Let $T:X\to X $ and $S:Y \to Y$ be continuous maps defined on compact sets. Let $$\varphi_i(\mu,\nu)=\int_{X \times Y} A_i(x,y) d\mu(x) d\nu(y)\;\;\mbox{for} \;\; i=1,2,$$ where $\mu$ is $T$-invariant and $\nu$ is $S$-invariant, be {\it pay-off functions} for a game (in the usual sense of game theory) between players that have the set of invariant measures for $T$ (player 1) and $S$ (player 2) as possible {\it strategies}. Our goal here is to establish the notion of Nash equilibrium point for the game defined by this pay-offs and strategies. The main tools came from ergodic optimization (as we are optimizing over the set of invariant measures) or thermodynamic formalism (when we add to the integrals above the entropy of measures in order to define a second case to be explored). Both cases are ergodic versions of non-cooperative games.
We show the existence of Nash equilibrium points with two independent arguments.
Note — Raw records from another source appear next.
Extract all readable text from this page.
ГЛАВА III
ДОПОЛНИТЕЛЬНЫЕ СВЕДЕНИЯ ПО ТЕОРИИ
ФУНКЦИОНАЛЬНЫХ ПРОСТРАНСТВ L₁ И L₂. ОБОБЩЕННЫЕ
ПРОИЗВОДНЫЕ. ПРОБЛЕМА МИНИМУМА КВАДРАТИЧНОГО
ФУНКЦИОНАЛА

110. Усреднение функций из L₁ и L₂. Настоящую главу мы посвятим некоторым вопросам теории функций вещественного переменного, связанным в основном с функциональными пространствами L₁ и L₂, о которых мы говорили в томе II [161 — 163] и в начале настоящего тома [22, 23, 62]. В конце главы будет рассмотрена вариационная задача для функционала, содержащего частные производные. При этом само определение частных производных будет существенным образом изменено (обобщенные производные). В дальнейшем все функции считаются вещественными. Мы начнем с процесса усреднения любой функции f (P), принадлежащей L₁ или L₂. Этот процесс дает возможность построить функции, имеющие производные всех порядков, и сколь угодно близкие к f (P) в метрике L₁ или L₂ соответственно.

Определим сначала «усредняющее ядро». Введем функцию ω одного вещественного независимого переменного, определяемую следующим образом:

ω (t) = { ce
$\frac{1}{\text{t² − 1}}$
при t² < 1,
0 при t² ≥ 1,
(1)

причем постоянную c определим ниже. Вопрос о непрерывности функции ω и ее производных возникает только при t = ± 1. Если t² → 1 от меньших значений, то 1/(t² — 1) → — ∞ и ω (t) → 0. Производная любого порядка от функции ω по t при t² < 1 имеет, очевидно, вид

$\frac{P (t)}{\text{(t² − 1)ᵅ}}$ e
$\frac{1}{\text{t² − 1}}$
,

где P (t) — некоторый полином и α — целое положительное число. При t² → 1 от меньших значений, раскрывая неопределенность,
One of the arguments works for the case with entropy, and uses only tools of thermodynamical formalism, while the other, that works in the case without entropy but can be adapted to deal with both cases, uses the Kakutani fixed point theorem. 

We also present examples and briefly discuss uniqueness (or lack of uniqueness). In the end we present a different example where players are allowed to collaborate. This final example show connections between cooperative games and ergodic transport.